- Born: New York City, New York, U.S.
- Education: Boston University (BFA)
- Occupations: Television executive, producer
- Years active: 2008–present
- Spouse: Jerry Levine ​(m. 1984)​
- Children: 2

= Nina Tassler =

Television executive

Nina Tassler is an American film and television executive and producer. She was most recently the chairwoman of CBS Entertainment until 2015.

==Life and career==
Tassler was born in New York City to a Jewish father and a Puerto Rican mother who converted to Judaism. She was the highest profile Latina in network television and one of the few executives who had the power to greenlight series. Her boss was Nancy Tellem, President, CBS Paramount Network Television Entertainment Group. Tassler oversaw CBS' primetime, late night and daytime programming, as well as program development for all genres.

Tassler grew up in upstate New York and eventually graduated from Boston University (bachelor of fine arts in theater). After college, she moved to New York City and worked for Roundabout Theatre Co. After a few years, she moved to Los Angeles. There, she worked as a talent agent at Triad Artists for about 5 years before moving on to Warner Brothers.

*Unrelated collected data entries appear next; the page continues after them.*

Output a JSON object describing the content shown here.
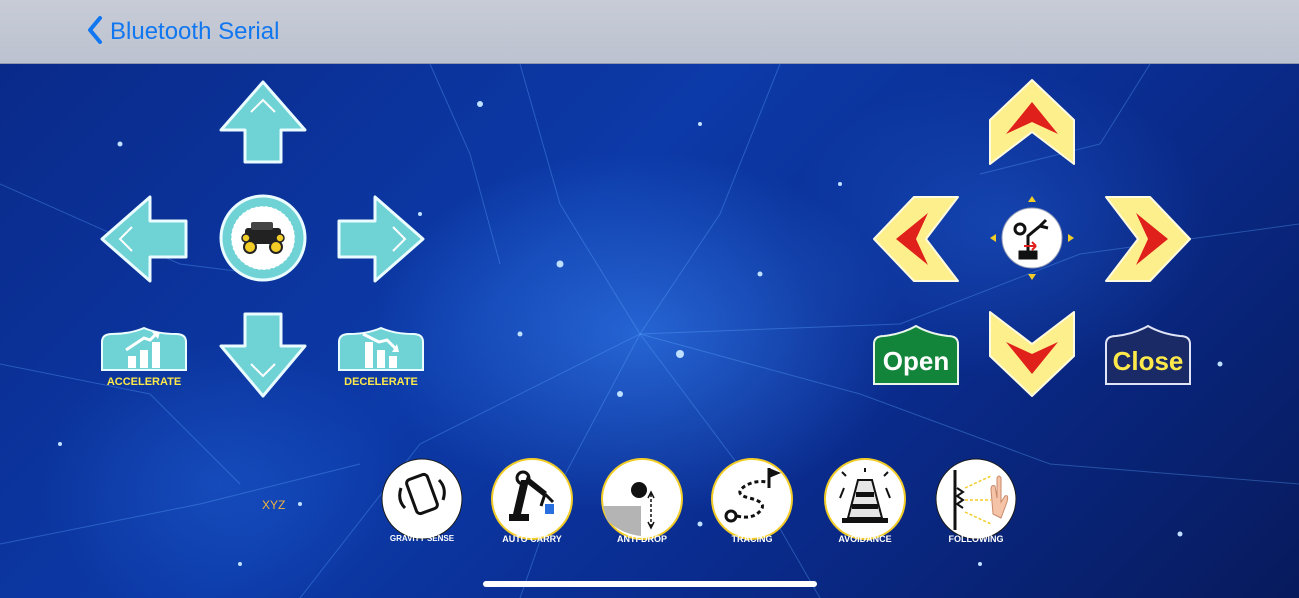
{
  "navbar": {
    "back_label": "Bluetooth Serial"
  },
  "drive": {
    "accelerate_label": "ACCELERATE",
    "decelerate_label": "DECELERATE"
  },
  "arm": {
    "open_label": "Open",
    "close_label": "Close"
  },
  "xyz_label": "XYZ",
  "modes": [
    {
      "label": "GRAVITY SENSE",
      "icon": "gravity-sense-icon"
    },
    {
      "label": "AUTO CARRY",
      "icon": "robot-arm-icon"
    },
    {
      "label": "ANTI-DROP",
      "icon": "anti-drop-icon"
    },
    {
      "label": "TRACING",
      "icon": "tracing-path-icon"
    },
    {
      "label": "AVOIDANCE",
      "icon": "traffic-cone-icon"
    },
    {
      "label": "FOLLOWING",
      "icon": "hand-follow-icon"
    }
  ],
  "colors": {
    "accent": "#1177f0",
    "drive_pad": "#6fd2d4",
    "arm_pad_fill": "#fdf08c",
    "arm_arrow": "#e0201b",
    "open_green": "#12853a",
    "close_navy": "#1a2a66",
    "label_yellow": "#fde94a"
  }
}
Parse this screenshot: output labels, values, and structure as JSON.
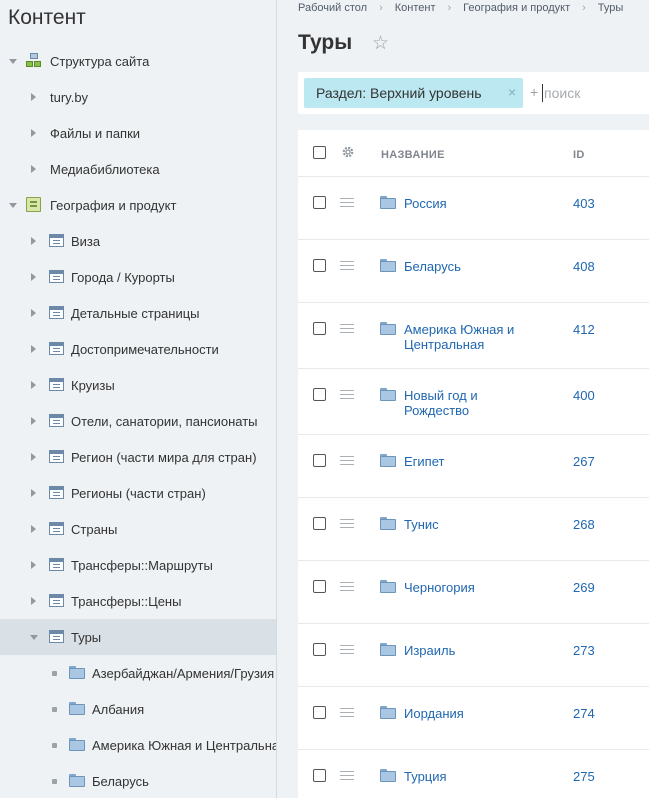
{
  "sidebar": {
    "title": "Контент",
    "items": [
      {
        "label": "Структура сайта",
        "icon": "site-structure-icon",
        "expander": "down"
      },
      {
        "label": "tury.by",
        "icon": "",
        "expander": "right"
      },
      {
        "label": "Файлы и папки",
        "icon": "",
        "expander": "right"
      },
      {
        "label": "Медиабиблиотека",
        "icon": "",
        "expander": "right"
      },
      {
        "label": "География и продукт",
        "icon": "iblock-type-icon",
        "expander": "down"
      },
      {
        "label": "Виза",
        "icon": "iblock-icon",
        "expander": "right"
      },
      {
        "label": "Города / Курорты",
        "icon": "iblock-icon",
        "expander": "right"
      },
      {
        "label": "Детальные страницы",
        "icon": "iblock-icon",
        "expander": "right"
      },
      {
        "label": "Достопримечательности",
        "icon": "iblock-icon",
        "expander": "right"
      },
      {
        "label": "Круизы",
        "icon": "iblock-icon",
        "expander": "right"
      },
      {
        "label": "Отели, санатории, пансионаты",
        "icon": "iblock-icon",
        "expander": "right"
      },
      {
        "label": "Регион (части мира для стран)",
        "icon": "iblock-icon",
        "expander": "right"
      },
      {
        "label": "Регионы (части стран)",
        "icon": "iblock-icon",
        "expander": "right"
      },
      {
        "label": "Страны",
        "icon": "iblock-icon",
        "expander": "right"
      },
      {
        "label": "Трансферы::Маршруты",
        "icon": "iblock-icon",
        "expander": "right"
      },
      {
        "label": "Трансферы::Цены",
        "icon": "iblock-icon",
        "expander": "right"
      },
      {
        "label": "Туры",
        "icon": "iblock-icon",
        "expander": "down",
        "active": true
      },
      {
        "label": "Азербайджан/Армения/Грузия",
        "icon": "folder-icon",
        "expander": "bullet"
      },
      {
        "label": "Албания",
        "icon": "folder-icon",
        "expander": "bullet"
      },
      {
        "label": "Америка Южная и Центральная",
        "icon": "folder-icon",
        "expander": "bullet"
      },
      {
        "label": "Беларусь",
        "icon": "folder-icon",
        "expander": "bullet"
      }
    ]
  },
  "breadcrumb": [
    "Рабочий стол",
    "Контент",
    "География и продукт",
    "Туры"
  ],
  "page": {
    "title": "Туры"
  },
  "filter": {
    "chip_label": "Раздел: Верхний уровень",
    "chip_close": "×",
    "search_plus": "+",
    "search_placeholder": "поиск"
  },
  "grid": {
    "columns": {
      "name": "НАЗВАНИЕ",
      "id": "ID"
    },
    "rows": [
      {
        "name": "Россия",
        "id": "403"
      },
      {
        "name": "Беларусь",
        "id": "408"
      },
      {
        "name": "Америка Южная и Центральная",
        "id": "412"
      },
      {
        "name": "Новый год и Рождество",
        "id": "400"
      },
      {
        "name": "Египет",
        "id": "267"
      },
      {
        "name": "Тунис",
        "id": "268"
      },
      {
        "name": "Черногория",
        "id": "269"
      },
      {
        "name": "Израиль",
        "id": "273"
      },
      {
        "name": "Иордания",
        "id": "274"
      },
      {
        "name": "Турция",
        "id": "275"
      }
    ]
  },
  "colors": {
    "link": "#2067b0",
    "chip_bg": "#bce8f1",
    "active_row": "#d9e1e6"
  }
}
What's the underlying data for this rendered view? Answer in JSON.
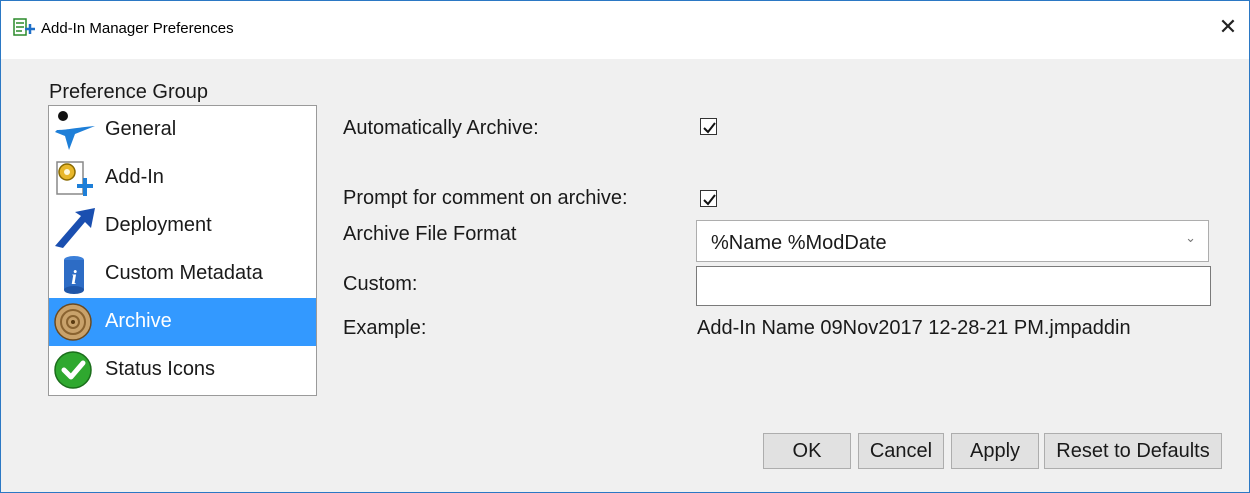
{
  "window": {
    "title": "Add-In Manager Preferences",
    "close_glyph": "✕",
    "title_icon": "addin-manager-icon"
  },
  "preference_group": {
    "label": "Preference Group",
    "selected_index": 4,
    "items": [
      {
        "label": "General",
        "icon": "general-star-icon"
      },
      {
        "label": "Add-In",
        "icon": "addin-gear-icon"
      },
      {
        "label": "Deployment",
        "icon": "deployment-arrow-icon"
      },
      {
        "label": "Custom Metadata",
        "icon": "info-icon"
      },
      {
        "label": "Archive",
        "icon": "archive-roll-icon"
      },
      {
        "label": "Status Icons",
        "icon": "green-check-icon"
      }
    ]
  },
  "settings": {
    "auto_archive_label": "Automatically Archive:",
    "auto_archive_checked": true,
    "prompt_comment_label": "Prompt for comment on archive:",
    "prompt_comment_checked": true,
    "file_format_label": "Archive File Format",
    "file_format_value": "%Name %ModDate",
    "custom_label": "Custom:",
    "custom_value": "",
    "example_label": "Example:",
    "example_value": "Add-In Name 09Nov2017 12-28-21 PM.jmpaddin"
  },
  "buttons": {
    "ok": "OK",
    "cancel": "Cancel",
    "apply": "Apply",
    "reset": "Reset to Defaults"
  },
  "colors": {
    "selection": "#3399ff",
    "window_border": "#2b78c4",
    "dialog_bg": "#f0f0f0"
  }
}
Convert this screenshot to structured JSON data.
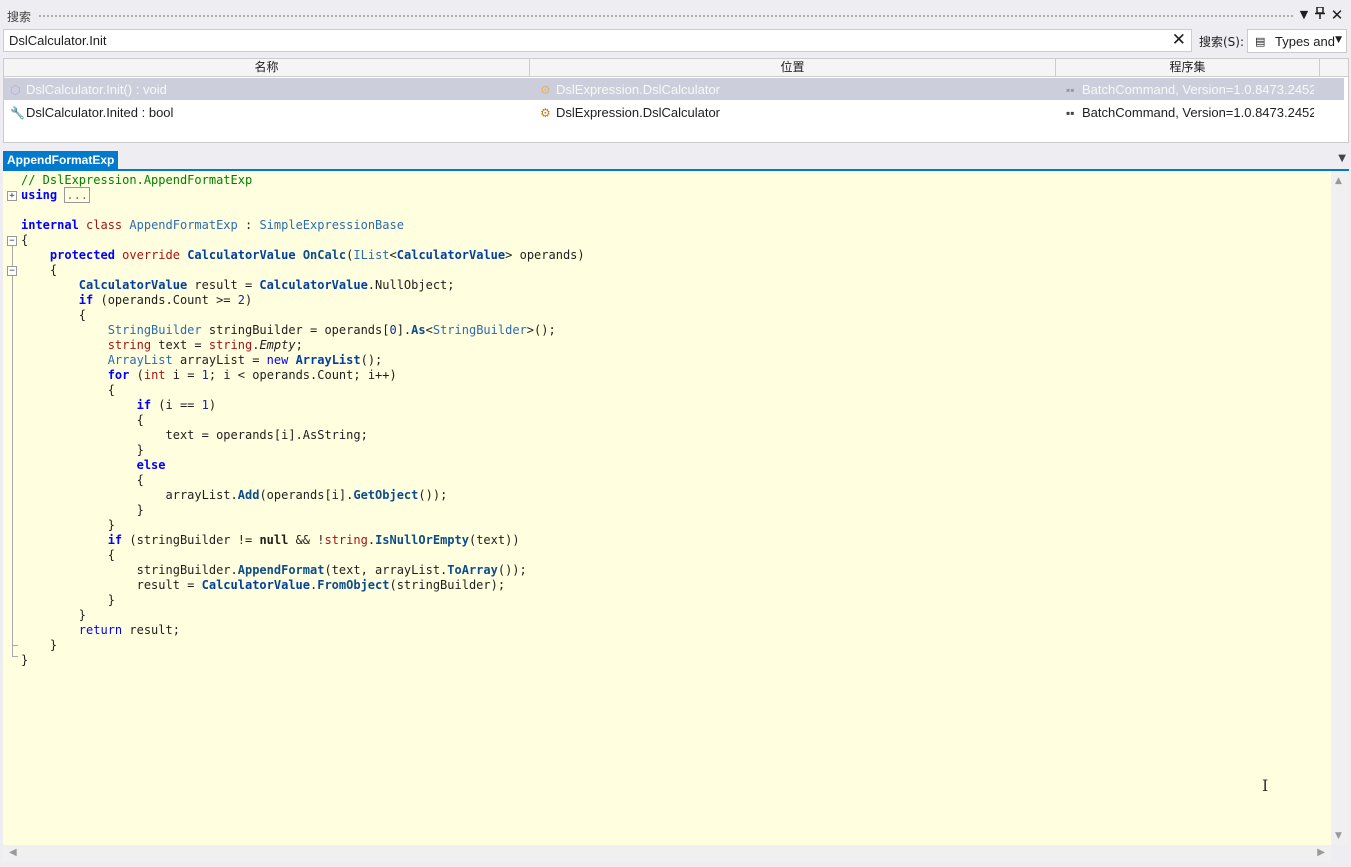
{
  "panel": {
    "title": "搜索",
    "dropdown_icon": "▾",
    "pin_icon": "pin-icon",
    "close_icon": "×"
  },
  "search": {
    "value": "DslCalculator.Init",
    "scope_label": "搜索(S):",
    "scope_value": "Types and Members"
  },
  "columns": [
    "名称",
    "位置",
    "程序集"
  ],
  "results": [
    {
      "name": "DslCalculator.Init() : void",
      "location": "DslExpression.DslCalculator",
      "assembly": "BatchCommand, Version=1.0.8473.2452"
    },
    {
      "name": "DslCalculator.Inited : bool",
      "location": "DslExpression.DslCalculator",
      "assembly": "BatchCommand, Version=1.0.8473.2452"
    }
  ],
  "document": {
    "tab": "AppendFormatExp"
  },
  "code": {
    "comment": "// DslExpression.AppendFormatExp",
    "using_kw": "using",
    "using_collapsed": "...",
    "class_decl": {
      "mod": "internal",
      "kw": "class",
      "name": "AppendFormatExp",
      "colon": " : ",
      "base": "SimpleExpressionBase"
    },
    "lines": {
      "brace_open": "{",
      "method_decl": {
        "p": "protected",
        "o": "override",
        "ret": "CalculatorValue",
        "name": "OnCalc",
        "open": "(",
        "ilist": "IList",
        "lt": "<",
        "arg": "CalculatorValue",
        "rest": "> operands)"
      },
      "l1": {
        "type": "CalculatorValue",
        "a": " result = ",
        "type2": "CalculatorValue",
        "b": ".NullObject;"
      },
      "l2": {
        "kw": "if",
        "a": " (operands.Count >= ",
        "num": "2",
        "b": ")"
      },
      "l3": {
        "type": "StringBuilder",
        "a": " stringBuilder = operands[",
        "num": "0",
        "b": "].",
        "m": "As",
        "lt": "<",
        "t2": "StringBuilder",
        "c": ">();"
      },
      "l4": {
        "kw": "string",
        "a": " text = ",
        "kw2": "string",
        "b": ".",
        "it": "Empty",
        "c": ";"
      },
      "l5": {
        "type": "ArrayList",
        "a": " arrayList = ",
        "kw": "new",
        "sp": " ",
        "t2": "ArrayList",
        "c": "();"
      },
      "l6": {
        "kw": "for",
        "a": " (",
        "kw2": "int",
        "b": " i = ",
        "num": "1",
        "c": "; i < operands.Count; i++)"
      },
      "l7": {
        "kw": "if",
        "a": " (i == ",
        "num": "1",
        "b": ")"
      },
      "l8": {
        "a": "text = operands[i].AsString;"
      },
      "l9": {
        "kw": "else"
      },
      "l10": {
        "a": "arrayList.",
        "m": "Add",
        "b": "(operands[i].",
        "m2": "GetObject",
        "c": "());"
      },
      "l11": {
        "kw": "if",
        "a": " (stringBuilder != ",
        "b": "null",
        "c": " && !",
        "kw2": "string",
        "d": ".",
        "m": "IsNullOrEmpty",
        "e": "(text))"
      },
      "l12": {
        "a": "stringBuilder.",
        "m": "AppendFormat",
        "b": "(text, arrayList.",
        "m2": "ToArray",
        "c": "());"
      },
      "l13": {
        "a": "result = ",
        "t": "CalculatorValue",
        "b": ".",
        "m": "FromObject",
        "c": "(stringBuilder);"
      },
      "l14": {
        "kw": "return",
        "a": " result;"
      }
    }
  },
  "colors": {
    "accent": "#007acc",
    "editor_bg": "#ffffe0",
    "selection": "#cccedb"
  }
}
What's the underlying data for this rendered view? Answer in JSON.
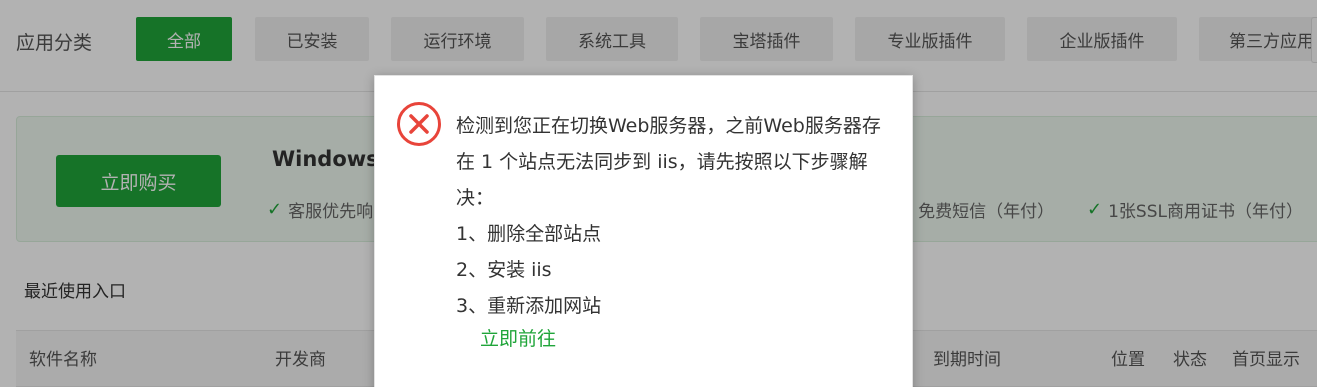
{
  "categories": {
    "label": "应用分类",
    "items": [
      "全部",
      "已安装",
      "运行环境",
      "系统工具",
      "宝塔插件",
      "专业版插件",
      "企业版插件",
      "第三方应用"
    ],
    "active_index": 0
  },
  "promo": {
    "buy_label": "立即购买",
    "title": "Windows",
    "benefits": [
      "客服优先响",
      "免费短信（年付）",
      "1张SSL商用证书（年付）"
    ]
  },
  "recent": {
    "title": "最近使用入口"
  },
  "table": {
    "headers": [
      "软件名称",
      "开发商",
      "到期时间",
      "位置",
      "状态",
      "首页显示"
    ]
  },
  "dialog": {
    "message": "检测到您正在切换Web服务器，之前Web服务器存在 1 个站点无法同步到 iis，请先按照以下步骤解决：",
    "steps": [
      "1、删除全部站点",
      "2、安装 iis",
      "3、重新添加网站"
    ],
    "link_label": "立即前往"
  },
  "colors": {
    "accent": "#20a53a",
    "error": "#e8443a"
  }
}
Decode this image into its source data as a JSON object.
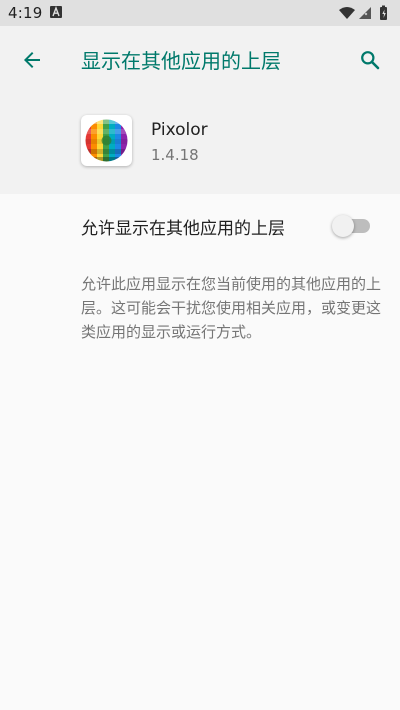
{
  "status_bar": {
    "time": "4:19"
  },
  "header": {
    "title": "显示在其他应用的上层",
    "back_icon": "arrow-back-icon",
    "search_icon": "search-icon"
  },
  "app": {
    "name": "Pixolor",
    "version": "1.4.18"
  },
  "setting": {
    "label": "允许显示在其他应用的上层",
    "enabled": false
  },
  "description": "允许此应用显示在您当前使用的其他应用的上层。这可能会干扰您使用相关应用，或变更这类应用的显示或运行方式。",
  "colors": {
    "accent": "#00796b",
    "header_bg": "#f2f2f2",
    "page_bg": "#fafafa",
    "status_bar_bg": "#e0e0e0"
  }
}
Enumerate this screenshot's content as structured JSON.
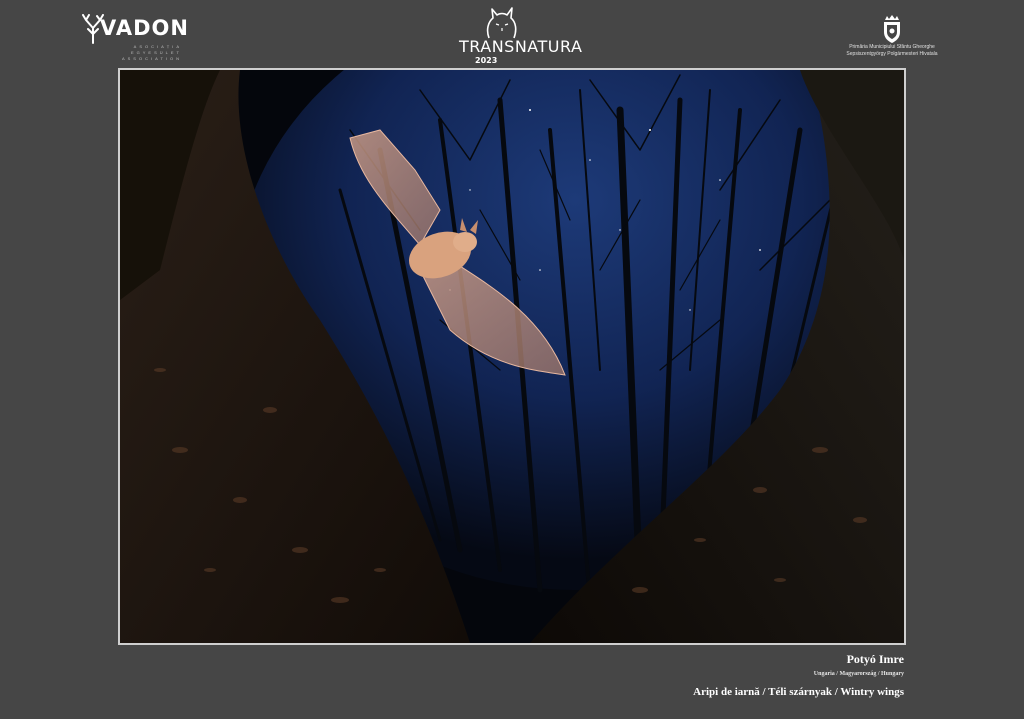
{
  "header": {
    "left_logo": {
      "name": "VADON",
      "subtitle_lines": [
        "ASOCIAȚIA",
        "EGYESÜLET",
        "ASSOCIATION"
      ],
      "icon": "antler-icon"
    },
    "center_logo": {
      "word_main": "TRANSNATURA",
      "year": "2023",
      "icon": "lynx-icon"
    },
    "right_logo": {
      "icon": "coat-of-arms-icon",
      "line1": "Primăria Municipiului Sfântu Gheorghe",
      "line2": "Sepsiszentgyörgy Polgármesteri Hivatala"
    }
  },
  "photo": {
    "subject": "bat-in-flight",
    "icon": "bat-photo"
  },
  "caption": {
    "author": "Potyó Imre",
    "country": "Ungaria / Magyarország / Hungary",
    "title": "Aripi de iarnă / Téli szárnyak / Wintry wings"
  },
  "colors": {
    "background": "#464646",
    "frame": "#cfcfcf",
    "text": "#ffffff"
  }
}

Tassler joined CBS in August 1997 as VP Drama, CBS Productions, before moving to the network as SVP Drama Development in 1998, then becoming President of Entertainment in 2004 and chairman in 2014.

==Filmography==
- How to Be Successful Without Hurting Men's Feelings
- Ways & Means

==Awards/nominations==
- 1997 - Distinguished Service to the Profession, a Boston University Distinguished Alumni award
- 2005 - Creative Achievement Award, Imagen Foundation Awards.
- 2007 - Television Showman of the Year, Publicists Guild of America.
- 2013 - Career Achievement Award, Casting Society of America.
- 2018 - Top Latino Leaders, National Diversity Council.
- The Most Powerful and Influential Latinos in Entertainment by The Imagen Foundation in 2011 and 2013 and 2015

==Other positions==
- Executive Vice President, Drama Series Development, CBS Entertainment (July 2003–September 2004)
- Senior Vice President, Drama Development, CBS Entertainment (1998–July 2003)
- Vice President, Drama, CBS Productions (August 1997–1998)
- Vice President, Drama Development, Warner Bros. Television (199?–1997)
- Director, Movies and Mini-Series, Lorimar/Warner Bros. Television (1990–?)

==Personal life==
Tassler is married to actor/director Jerry Levine, who is also a graduate of Boston University. They have two children.